Brief Summary: RATIONALE: PHA-739358 may stop the growth of cancer cells by blocking some of the enzymes needed for cell growth. PURPOSE: This phase II trial is studying how well PHA-739358 works in treating patients with chronic myelogenous leukemia that relapsed after imatinib mesylate or c-ABL therapy.

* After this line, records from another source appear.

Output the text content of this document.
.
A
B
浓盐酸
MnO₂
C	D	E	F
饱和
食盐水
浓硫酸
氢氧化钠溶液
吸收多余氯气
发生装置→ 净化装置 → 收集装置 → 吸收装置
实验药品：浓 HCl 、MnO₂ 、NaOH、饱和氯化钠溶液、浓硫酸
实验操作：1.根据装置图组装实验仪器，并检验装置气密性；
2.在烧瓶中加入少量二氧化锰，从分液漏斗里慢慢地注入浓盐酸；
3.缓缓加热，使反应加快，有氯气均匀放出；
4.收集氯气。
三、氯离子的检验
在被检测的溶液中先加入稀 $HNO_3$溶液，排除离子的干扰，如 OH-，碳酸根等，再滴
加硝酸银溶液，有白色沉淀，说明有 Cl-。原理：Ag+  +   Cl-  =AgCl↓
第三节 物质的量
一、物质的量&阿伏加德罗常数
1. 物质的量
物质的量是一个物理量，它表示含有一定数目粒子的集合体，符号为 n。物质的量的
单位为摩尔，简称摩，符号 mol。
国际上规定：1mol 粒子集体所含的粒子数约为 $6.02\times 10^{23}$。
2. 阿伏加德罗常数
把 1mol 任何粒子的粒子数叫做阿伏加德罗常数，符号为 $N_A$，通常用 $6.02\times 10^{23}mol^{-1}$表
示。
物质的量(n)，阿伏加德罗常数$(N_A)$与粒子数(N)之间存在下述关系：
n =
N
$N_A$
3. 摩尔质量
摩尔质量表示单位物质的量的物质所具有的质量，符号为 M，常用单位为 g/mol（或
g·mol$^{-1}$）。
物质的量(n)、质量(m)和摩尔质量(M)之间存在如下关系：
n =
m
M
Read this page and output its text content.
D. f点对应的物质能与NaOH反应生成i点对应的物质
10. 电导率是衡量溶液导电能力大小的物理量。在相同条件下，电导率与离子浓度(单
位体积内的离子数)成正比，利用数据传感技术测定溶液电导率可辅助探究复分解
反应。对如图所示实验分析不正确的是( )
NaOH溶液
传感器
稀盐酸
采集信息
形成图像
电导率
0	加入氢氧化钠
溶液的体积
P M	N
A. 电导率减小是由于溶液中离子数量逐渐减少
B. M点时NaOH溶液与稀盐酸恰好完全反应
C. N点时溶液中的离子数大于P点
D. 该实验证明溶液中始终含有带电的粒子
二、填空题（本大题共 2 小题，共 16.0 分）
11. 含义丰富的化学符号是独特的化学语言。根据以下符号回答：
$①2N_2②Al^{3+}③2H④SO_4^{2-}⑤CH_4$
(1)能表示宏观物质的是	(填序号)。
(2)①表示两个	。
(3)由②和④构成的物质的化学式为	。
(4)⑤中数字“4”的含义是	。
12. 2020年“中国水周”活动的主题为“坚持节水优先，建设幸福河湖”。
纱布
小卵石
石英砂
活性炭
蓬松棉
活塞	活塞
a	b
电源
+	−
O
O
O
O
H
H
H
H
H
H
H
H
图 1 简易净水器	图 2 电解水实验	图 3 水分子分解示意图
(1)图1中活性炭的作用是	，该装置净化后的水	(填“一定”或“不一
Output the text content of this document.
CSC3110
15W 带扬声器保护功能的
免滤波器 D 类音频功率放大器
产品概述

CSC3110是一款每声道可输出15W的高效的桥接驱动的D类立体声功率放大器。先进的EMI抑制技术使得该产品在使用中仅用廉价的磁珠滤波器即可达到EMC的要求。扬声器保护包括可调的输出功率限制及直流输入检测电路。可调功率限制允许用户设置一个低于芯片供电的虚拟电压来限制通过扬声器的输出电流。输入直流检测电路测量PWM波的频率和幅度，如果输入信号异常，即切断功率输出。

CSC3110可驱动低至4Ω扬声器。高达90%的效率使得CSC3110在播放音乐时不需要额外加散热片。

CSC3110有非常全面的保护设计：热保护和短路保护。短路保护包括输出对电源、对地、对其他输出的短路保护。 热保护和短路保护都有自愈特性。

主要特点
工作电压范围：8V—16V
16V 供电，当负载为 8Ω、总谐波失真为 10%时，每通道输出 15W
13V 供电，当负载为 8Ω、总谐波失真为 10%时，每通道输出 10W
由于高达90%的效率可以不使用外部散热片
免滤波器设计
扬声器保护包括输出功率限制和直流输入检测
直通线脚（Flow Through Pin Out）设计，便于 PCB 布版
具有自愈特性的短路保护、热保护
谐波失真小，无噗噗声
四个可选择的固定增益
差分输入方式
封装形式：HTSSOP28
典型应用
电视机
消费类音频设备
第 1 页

Detailed Description: OBJECTIVES: * Explore the clinical efficacy of PHA-739358, in terms of hematological response lasting ≥ 4 weeks, in patients with chronic myelogenous leukemia that relapsed after imatinib mesylate or c-ABL therapy. * Explore the safety profile of this drug in these patients. * Explore the pharmacokinetic profile of this drug and its N-oxide metabolite PHA-816359 in plasma. * Explore the modulation of histone H3 and CRKL phosphorylation after PHA-739358 administration. * Explore the relationship between plasma drug levels and the modulation of histone H3 and CRKL phosphorylation. * Explore the clinical efficacy of this drug, in terms of cytogenetic response in bone marrow. * Explore response depending on status of T315I mutation in BCR-ABL kinase. OUTLINE: This is a pilot, open-label, multicenter study. Patients receive PHA-739358 IV over 6 hours on days 1, 8, and 15. Treatment repeats every 28 days for 6 courses in the absence of disease progression or unacceptable toxicity. Patients benefitting from treatment may receive additional courses at the discretion of the investigator. Patients undergo blood collection and bone marrow biopsies periodically for pharmacologic and biomarker correlative studies. After completion of study treatment, patients are followed every 3 months for 1 year. PROJECTED ACCRUAL: A total of 16 patients will be accrued for this study.